Outside of her AmeriCorps service term hours running a reading center in Japantown, Ellie chooses to volunteer with organizations like Compass Family Services. Her fluency in Spanish has helped her to act as translator for many Hispanic families experiencing poverty or homelessness that need a connection to resources. She has volunteered at holiday events where donors can sponsor a family in need for a Christmas wish list, providing gifts they otherwise would not receive. This is the type of work that Ellie gravitates towards and sees herself being a part of in the future.
“My first priority after my service term will be getting into law school, most likely to study in public interest so I can continue to find ways to represent people and communities that will always need help.”
She says this can take her in many different directions, such as civil rights for underrepresented populations, social justice cases, and even doing some of the same work being carried out by non-profits.
“The most valuable things I can take away from this year are learning the inner workings of a non-profit. To see an organization operate at a regional and national level has shown how much goes into these companies in order to make them work.”

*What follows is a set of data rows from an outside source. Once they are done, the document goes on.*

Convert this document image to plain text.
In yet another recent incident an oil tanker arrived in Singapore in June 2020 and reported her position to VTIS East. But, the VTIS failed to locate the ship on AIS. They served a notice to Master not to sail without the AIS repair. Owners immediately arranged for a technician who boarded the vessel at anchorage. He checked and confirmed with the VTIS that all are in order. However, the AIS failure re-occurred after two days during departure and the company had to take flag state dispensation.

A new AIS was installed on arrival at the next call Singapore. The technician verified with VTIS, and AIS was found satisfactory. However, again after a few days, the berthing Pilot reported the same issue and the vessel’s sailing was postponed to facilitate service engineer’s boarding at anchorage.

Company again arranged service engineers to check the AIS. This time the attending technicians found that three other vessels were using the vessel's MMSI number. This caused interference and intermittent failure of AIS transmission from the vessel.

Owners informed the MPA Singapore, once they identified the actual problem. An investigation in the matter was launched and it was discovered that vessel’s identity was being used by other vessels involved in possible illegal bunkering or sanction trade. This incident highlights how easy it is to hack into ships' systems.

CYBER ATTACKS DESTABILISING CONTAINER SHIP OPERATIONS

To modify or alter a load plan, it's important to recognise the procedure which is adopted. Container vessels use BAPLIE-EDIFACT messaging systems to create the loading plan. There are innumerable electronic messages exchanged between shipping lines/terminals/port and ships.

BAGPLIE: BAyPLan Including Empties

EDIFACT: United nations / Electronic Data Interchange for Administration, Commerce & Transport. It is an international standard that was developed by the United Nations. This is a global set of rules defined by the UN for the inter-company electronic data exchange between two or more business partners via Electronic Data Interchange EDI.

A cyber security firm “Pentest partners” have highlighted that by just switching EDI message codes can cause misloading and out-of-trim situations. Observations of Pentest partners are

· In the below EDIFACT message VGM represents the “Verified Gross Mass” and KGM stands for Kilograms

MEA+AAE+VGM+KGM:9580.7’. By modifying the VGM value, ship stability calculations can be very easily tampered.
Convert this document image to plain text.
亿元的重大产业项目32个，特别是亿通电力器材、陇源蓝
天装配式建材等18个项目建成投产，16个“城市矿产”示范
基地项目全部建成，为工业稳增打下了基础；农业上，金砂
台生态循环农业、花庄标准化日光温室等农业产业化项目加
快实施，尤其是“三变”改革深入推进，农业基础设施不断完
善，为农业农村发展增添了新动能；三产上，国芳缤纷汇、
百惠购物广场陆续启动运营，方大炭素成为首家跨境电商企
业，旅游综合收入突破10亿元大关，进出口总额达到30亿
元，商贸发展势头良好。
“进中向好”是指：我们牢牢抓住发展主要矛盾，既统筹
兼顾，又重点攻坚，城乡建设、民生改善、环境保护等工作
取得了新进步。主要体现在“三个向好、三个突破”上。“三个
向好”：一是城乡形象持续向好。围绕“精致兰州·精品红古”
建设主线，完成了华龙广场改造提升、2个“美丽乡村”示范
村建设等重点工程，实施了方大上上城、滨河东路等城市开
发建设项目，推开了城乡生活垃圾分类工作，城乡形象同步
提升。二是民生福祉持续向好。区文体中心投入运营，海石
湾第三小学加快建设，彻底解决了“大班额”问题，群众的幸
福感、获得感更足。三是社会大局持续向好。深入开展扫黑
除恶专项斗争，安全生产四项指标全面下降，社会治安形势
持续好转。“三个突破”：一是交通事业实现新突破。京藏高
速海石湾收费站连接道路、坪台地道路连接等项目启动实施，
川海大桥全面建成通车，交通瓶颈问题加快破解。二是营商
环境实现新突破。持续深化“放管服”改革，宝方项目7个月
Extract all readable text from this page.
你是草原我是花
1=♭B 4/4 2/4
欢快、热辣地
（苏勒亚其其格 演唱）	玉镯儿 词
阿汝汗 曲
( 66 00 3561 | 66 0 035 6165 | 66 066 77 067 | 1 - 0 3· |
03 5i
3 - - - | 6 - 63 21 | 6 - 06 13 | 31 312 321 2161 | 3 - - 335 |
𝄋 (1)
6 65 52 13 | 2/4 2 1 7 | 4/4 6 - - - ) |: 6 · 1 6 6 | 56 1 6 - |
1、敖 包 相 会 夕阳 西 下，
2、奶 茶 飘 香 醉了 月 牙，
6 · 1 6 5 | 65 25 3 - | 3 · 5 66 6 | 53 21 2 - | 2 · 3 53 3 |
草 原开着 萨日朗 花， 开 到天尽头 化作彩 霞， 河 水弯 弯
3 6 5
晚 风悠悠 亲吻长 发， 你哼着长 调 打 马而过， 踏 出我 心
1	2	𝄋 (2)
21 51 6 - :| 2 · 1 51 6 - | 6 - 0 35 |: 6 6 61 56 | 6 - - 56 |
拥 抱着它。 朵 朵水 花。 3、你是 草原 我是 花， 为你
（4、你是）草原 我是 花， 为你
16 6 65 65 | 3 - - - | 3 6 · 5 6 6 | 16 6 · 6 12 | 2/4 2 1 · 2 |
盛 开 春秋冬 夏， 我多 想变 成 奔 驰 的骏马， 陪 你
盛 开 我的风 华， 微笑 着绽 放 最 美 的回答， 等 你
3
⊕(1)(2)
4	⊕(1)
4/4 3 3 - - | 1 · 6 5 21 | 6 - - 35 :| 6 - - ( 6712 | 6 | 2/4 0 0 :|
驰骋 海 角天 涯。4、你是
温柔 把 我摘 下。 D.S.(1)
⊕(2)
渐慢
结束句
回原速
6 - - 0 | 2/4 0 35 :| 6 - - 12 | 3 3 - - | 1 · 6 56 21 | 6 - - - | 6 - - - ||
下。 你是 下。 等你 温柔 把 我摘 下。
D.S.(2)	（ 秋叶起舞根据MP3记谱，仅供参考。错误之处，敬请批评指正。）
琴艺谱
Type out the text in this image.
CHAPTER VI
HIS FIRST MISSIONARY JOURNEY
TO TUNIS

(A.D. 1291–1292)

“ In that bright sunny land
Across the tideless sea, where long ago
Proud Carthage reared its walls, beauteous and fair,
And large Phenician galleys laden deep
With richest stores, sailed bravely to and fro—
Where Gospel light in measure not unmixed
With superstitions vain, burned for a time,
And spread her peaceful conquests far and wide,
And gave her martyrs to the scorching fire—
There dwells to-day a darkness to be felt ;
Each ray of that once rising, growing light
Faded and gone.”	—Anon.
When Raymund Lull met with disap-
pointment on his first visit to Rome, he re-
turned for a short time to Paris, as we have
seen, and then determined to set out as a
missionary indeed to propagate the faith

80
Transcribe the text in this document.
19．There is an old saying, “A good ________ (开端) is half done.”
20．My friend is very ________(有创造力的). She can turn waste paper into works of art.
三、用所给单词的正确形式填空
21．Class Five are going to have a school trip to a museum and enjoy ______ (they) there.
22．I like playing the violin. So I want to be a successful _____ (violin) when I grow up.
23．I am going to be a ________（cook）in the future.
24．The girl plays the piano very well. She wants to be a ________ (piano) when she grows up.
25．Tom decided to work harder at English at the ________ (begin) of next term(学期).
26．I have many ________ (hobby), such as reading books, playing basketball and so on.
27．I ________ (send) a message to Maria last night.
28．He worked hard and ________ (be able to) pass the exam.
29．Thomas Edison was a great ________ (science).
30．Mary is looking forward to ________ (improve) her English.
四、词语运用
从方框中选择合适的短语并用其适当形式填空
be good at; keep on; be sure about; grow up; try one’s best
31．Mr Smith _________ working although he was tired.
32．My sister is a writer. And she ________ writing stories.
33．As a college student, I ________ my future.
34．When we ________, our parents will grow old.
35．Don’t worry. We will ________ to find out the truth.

Although she is open to any school that can help her integrate into the community, Ellie says she would love to one day move back to the East Coast to be with family. She teases that she misses the seasons, something us Californians cannot quite comprehend. But for now, she takes her vision for the future one day at a time, excited to take a breath at the end of her AmeriCorps service term and take a much-needed trip to Yellowstone.
“I think AmeriCorps is a great option for people looking to get involved while they’re in between things…This organization is not perfect, because non-profits aren’t perfect. If they were, we wouldn’t all have so much work to do.”